The Dutch speaking Caribbean island Curaçao will host the 46th edition of the CARIFTA Games, scheduled for April 15, 16 and 17, 2017.
The island was chosen ahead of the Cayman Islands, who had expressed an interest but failed to submit a letter of support from its government.
The games have never been held before in Curaçao or any of the other Dutch Caribbean territories, a series of islands administered by The Netherlands.
During the fixture which traditionally has two age categories: under-18 and under-20 for both boys and girls, there will be as many as 150 different individual events. Guyana is expected to field a formidable team after identifying 37 athletes for a National Elite Camp. Sir Austin Sealy, then President of the Amateur Athletic Association of Barbados, inaugurated the Games for junior athletes in 1972 to mark the transition from the Caribbean Free Trade Association to the Caribbean Community (CARICOM).

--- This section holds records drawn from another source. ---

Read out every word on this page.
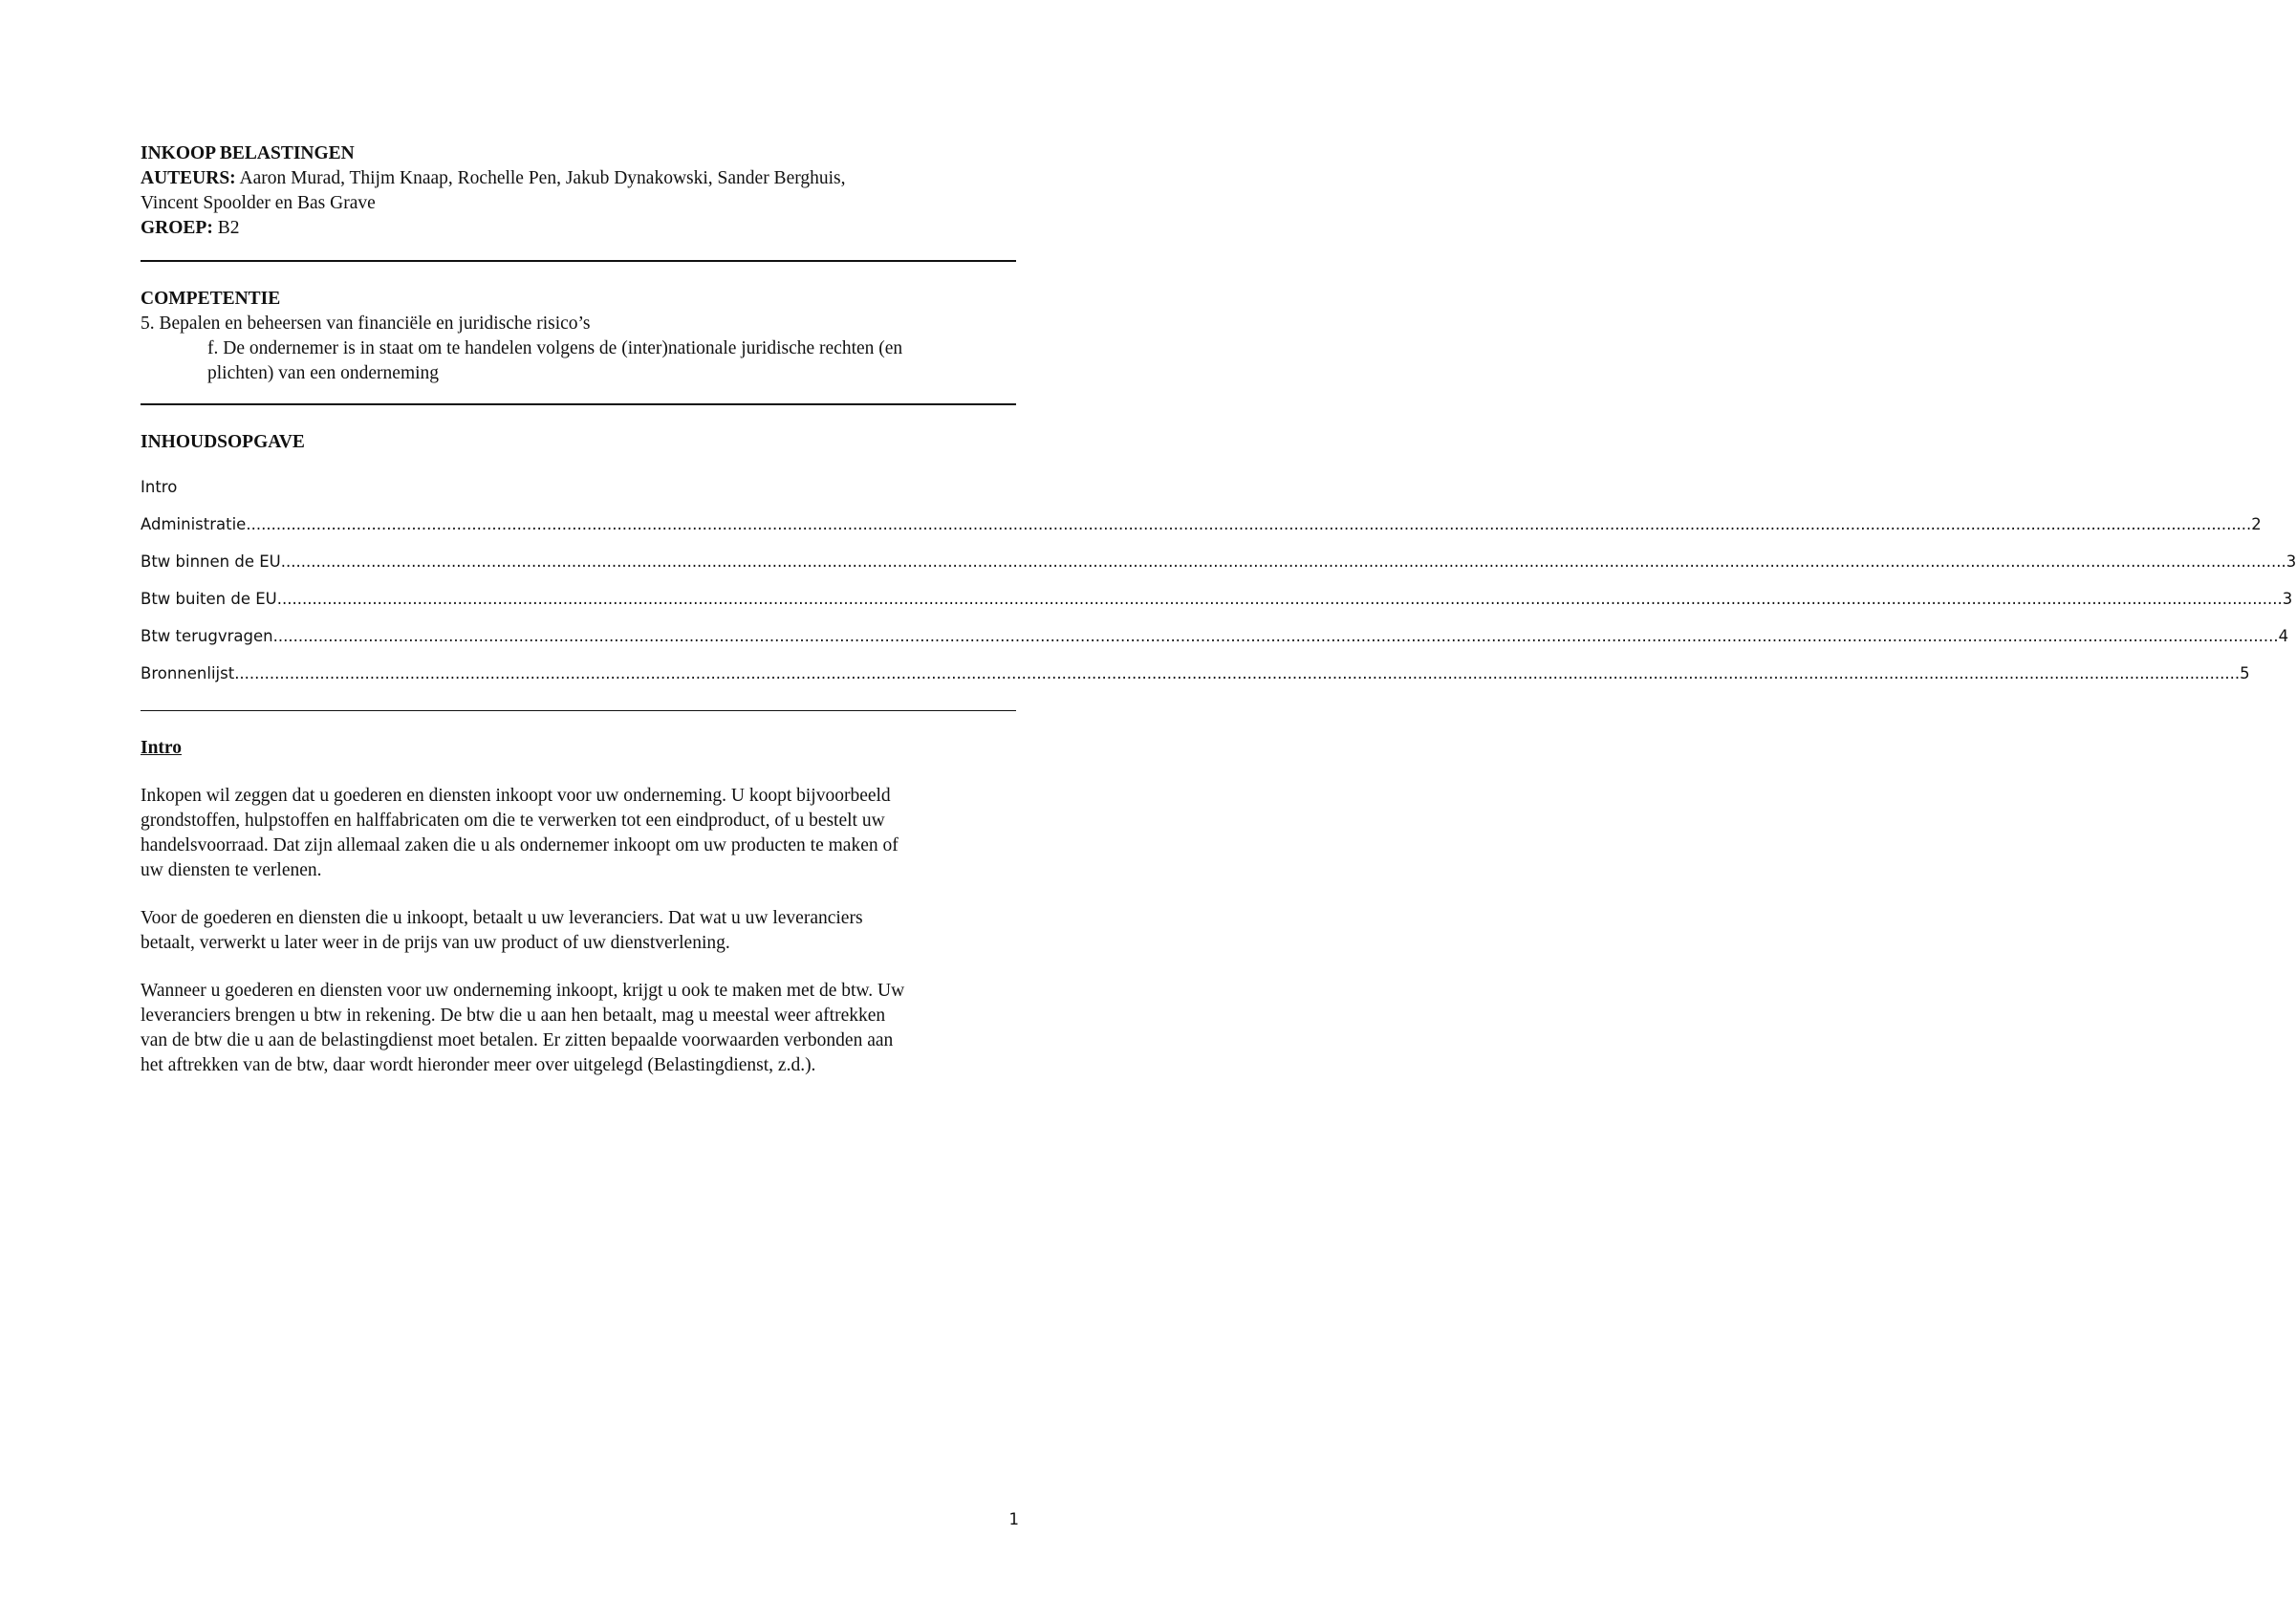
INKOOP BELASTINGEN
AUTEURS: Aaron Murad, Thijm Knaap, Rochelle Pen, Jakub Dynakowski, Sander Berghuis,
Vincent Spoolder en Bas Grave
GROEP: B2
COMPETENTIE
5. Bepalen en beheersen van financiële en juridische risico’s
f. De ondernemer is in staat om te handelen volgens de (inter)nationale juridische rechten (en
plichten) van een onderneming
INHOUDSOPGAVE
Intro
Administratie ................................................................................................................................................................................................................................................................................................................................................................................................................ 2
Btw binnen de EU ................................................................................................................................................................................................................................................................................................................................................................................................................ 3
Btw buiten de EU ................................................................................................................................................................................................................................................................................................................................................................................................................ 3
Btw terugvragen ................................................................................................................................................................................................................................................................................................................................................................................................................ 4
Bronnenlijst ................................................................................................................................................................................................................................................................................................................................................................................................................ 5
Intro
Inkopen wil zeggen dat u goederen en diensten inkoopt voor uw onderneming. U koopt bijvoorbeeld
grondstoffen, hulpstoffen en halffabricaten om die te verwerken tot een eindproduct, of u bestelt uw
handelsvoorraad. Dat zijn allemaal zaken die u als ondernemer inkoopt om uw producten te maken of
uw diensten te verlenen.
Voor de goederen en diensten die u inkoopt, betaalt u uw leveranciers. Dat wat u uw leveranciers
betaalt, verwerkt u later weer in de prijs van uw product of uw dienstverlening.
Wanneer u goederen en diensten voor uw onderneming inkoopt, krijgt u ook te maken met de btw. Uw
leveranciers brengen u btw in rekening. De btw die u aan hen betaalt, mag u meestal weer aftrekken
van de btw die u aan de belastingdienst moet betalen. Er zitten bepaalde voorwaarden verbonden aan
het aftrekken van de btw, daar wordt hieronder meer over uitgelegd (Belastingdienst, z.d.).
1
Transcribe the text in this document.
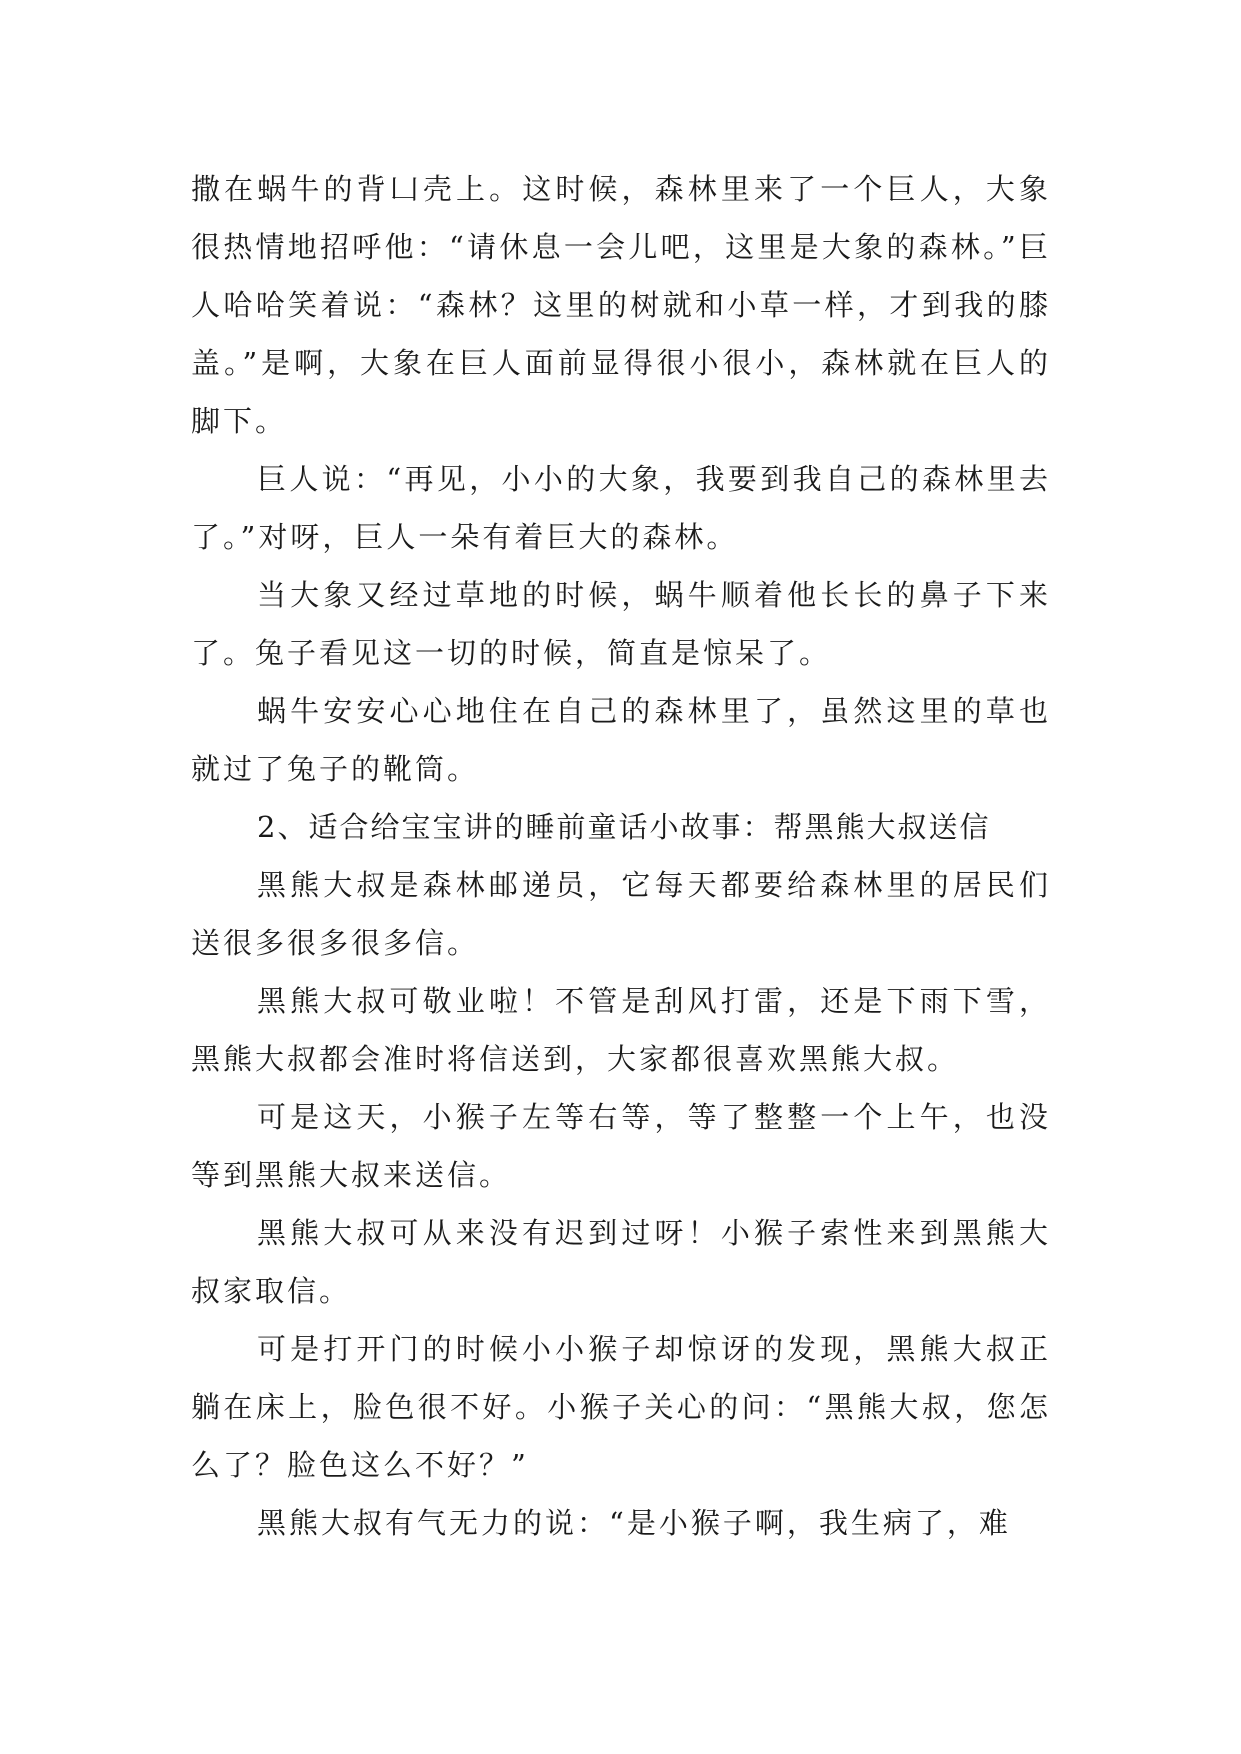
撒在蜗牛的背凵壳上。这时候，森林里来了一个巨人，大象很热情地招呼他：“请休息一会儿吧，这里是大象的森林。”巨人哈哈笑着说：“森林？这里的树就和小草一样，才到我的膝盖。”是啊，大象在巨人面前显得很小很小，森林就在巨人的脚下。

巨人说：“再见，小小的大象，我要到我自己的森林里去了。”对呀，巨人一朵有着巨大的森林。

当大象又经过草地的时候，蜗牛顺着他长长的鼻子下来了。兔子看见这一切的时候，简直是惊呆了。

蜗牛安安心心地住在自己的森林里了，虽然这里的草也就过了兔子的靴筒。

2、适合给宝宝讲的睡前童话小故事：帮黑熊大叔送信

黑熊大叔是森林邮递员，它每天都要给森林里的居民们送很多很多很多信。

黑熊大叔可敬业啦！不管是刮风打雷，还是下雨下雪，黑熊大叔都会准时将信送到，大家都很喜欢黑熊大叔。

可是这天，小猴子左等右等，等了整整一个上午，也没等到黑熊大叔来送信。

黑熊大叔可从来没有迟到过呀！小猴子索性来到黑熊大叔家取信。

可是打开门的时候小小猴子却惊讶的发现，黑熊大叔正躺在床上，脸色很不好。小猴子关心的问：“黑熊大叔，您怎么了？脸色这么不好？”

黑熊大叔有气无力的说：“是小猴子啊，我生病了，难
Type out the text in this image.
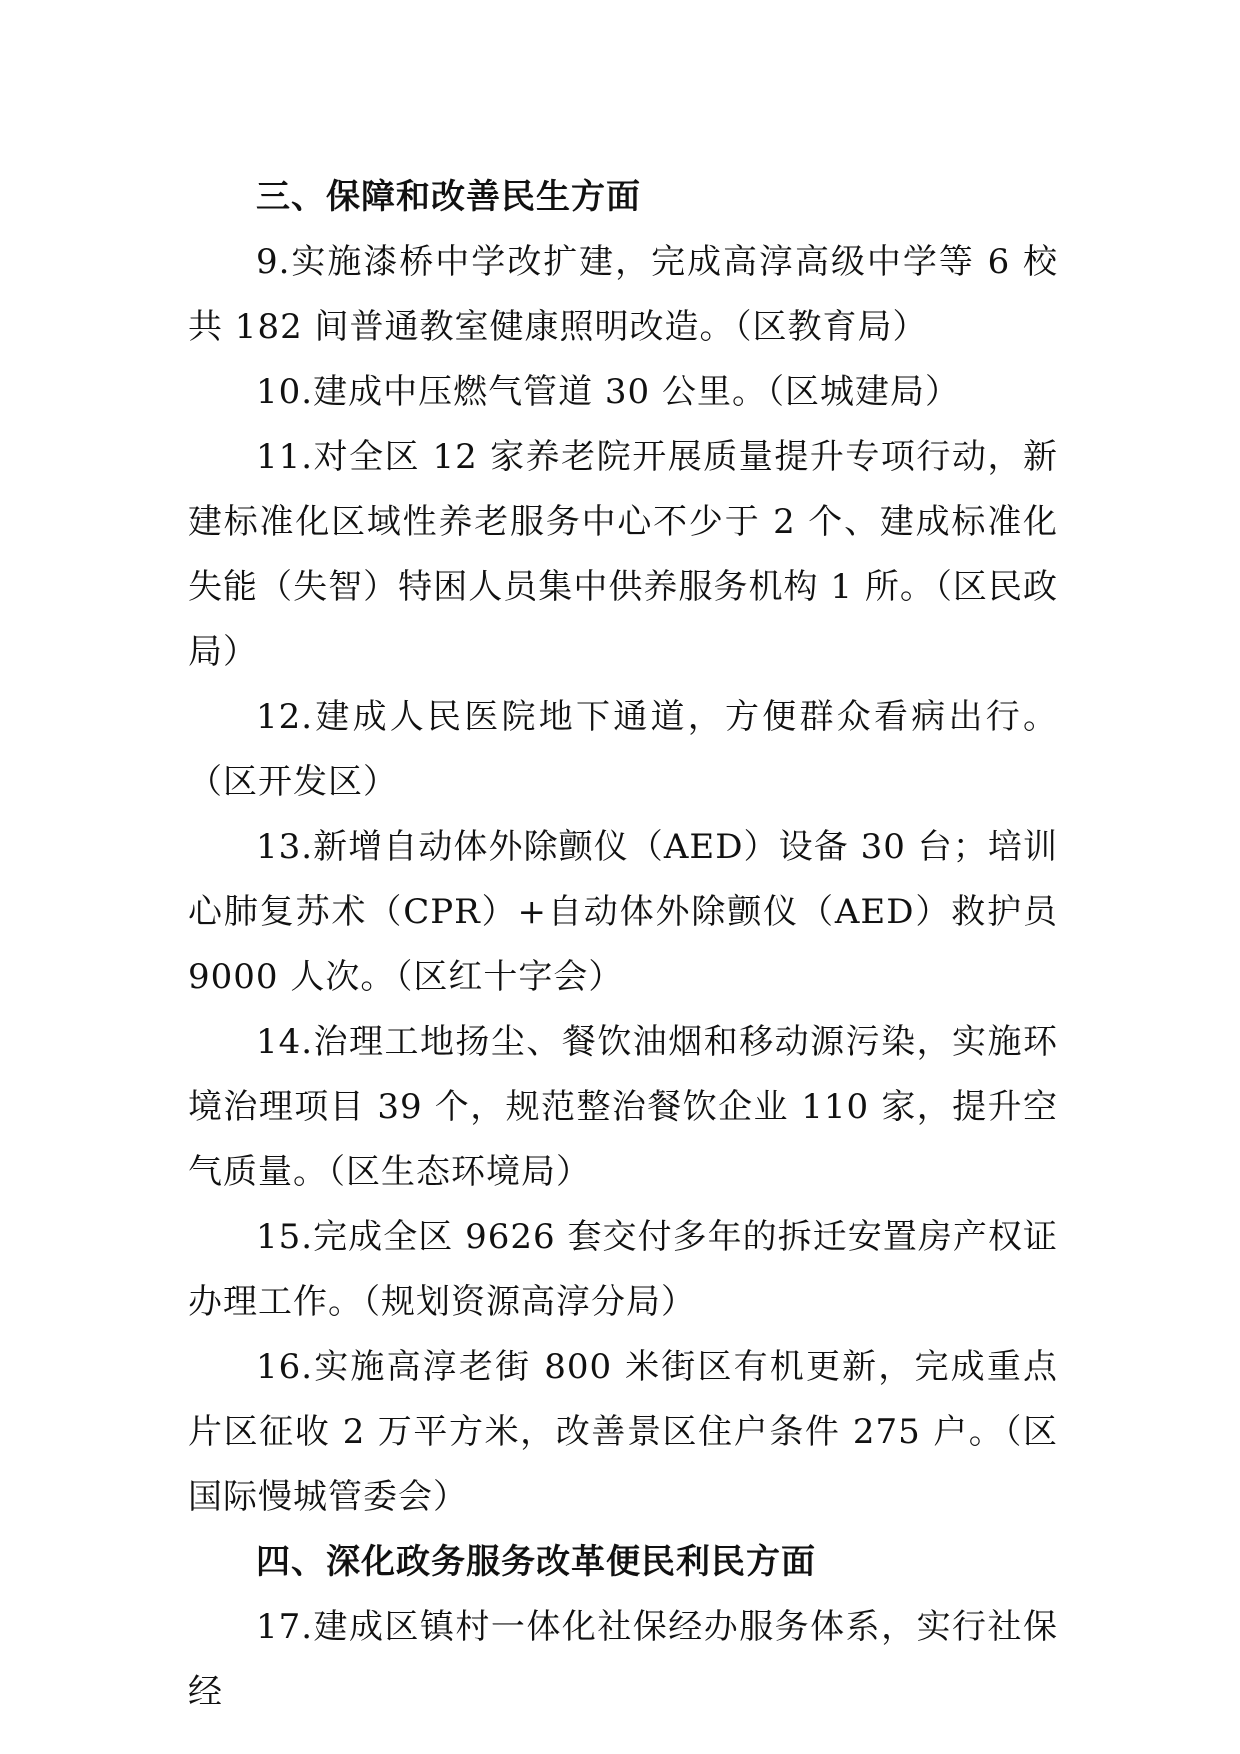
三、保障和改善民生方面

9.实施漆桥中学改扩建，完成高淳高级中学等 6 校共 182 间普通教室健康照明改造。（区教育局）

10.建成中压燃气管道 30 公里。（区城建局）

11.对全区 12 家养老院开展质量提升专项行动，新建标准化区域性养老服务中心不少于 2 个、建成标准化失能（失智）特困人员集中供养服务机构 1 所。（区民政局）

12.建成人民医院地下通道，方便群众看病出行。（区开发区）

13.新增自动体外除颤仪（AED）设备 30 台；培训心肺复苏术（CPR）+自动体外除颤仪（AED）救护员 9000 人次。（区红十字会）

14.治理工地扬尘、餐饮油烟和移动源污染，实施环境治理项目 39 个，规范整治餐饮企业 110 家，提升空气质量。（区生态环境局）

15.完成全区 9626 套交付多年的拆迁安置房产权证办理工作。（规划资源高淳分局）

16.实施高淳老街 800 米街区有机更新，完成重点片区征收 2 万平方米，改善景区住户条件 275 户。（区国际慢城管委会）

四、深化政务服务改革便民利民方面

17.建成区镇村一体化社保经办服务体系，实行社保经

CARIFTA was meant to enhance relations between the English-speaking countries of the Caribbean after the dissolution of the West Indies Federation, but the CARIFTA Games took that idea a step further, including the French and Dutch Antilles.
The games have produced world record holders, Usain Bolt, Darrel Brown, world and Olympic champions such as Veronica Campbell-Brown of Jamaica, Kim Collins of St Kitts-Nevis and Pauline Davis-Thompson of the Bahamas, Alleyne Francique of Grenada and Obadele Thompson of Barbados.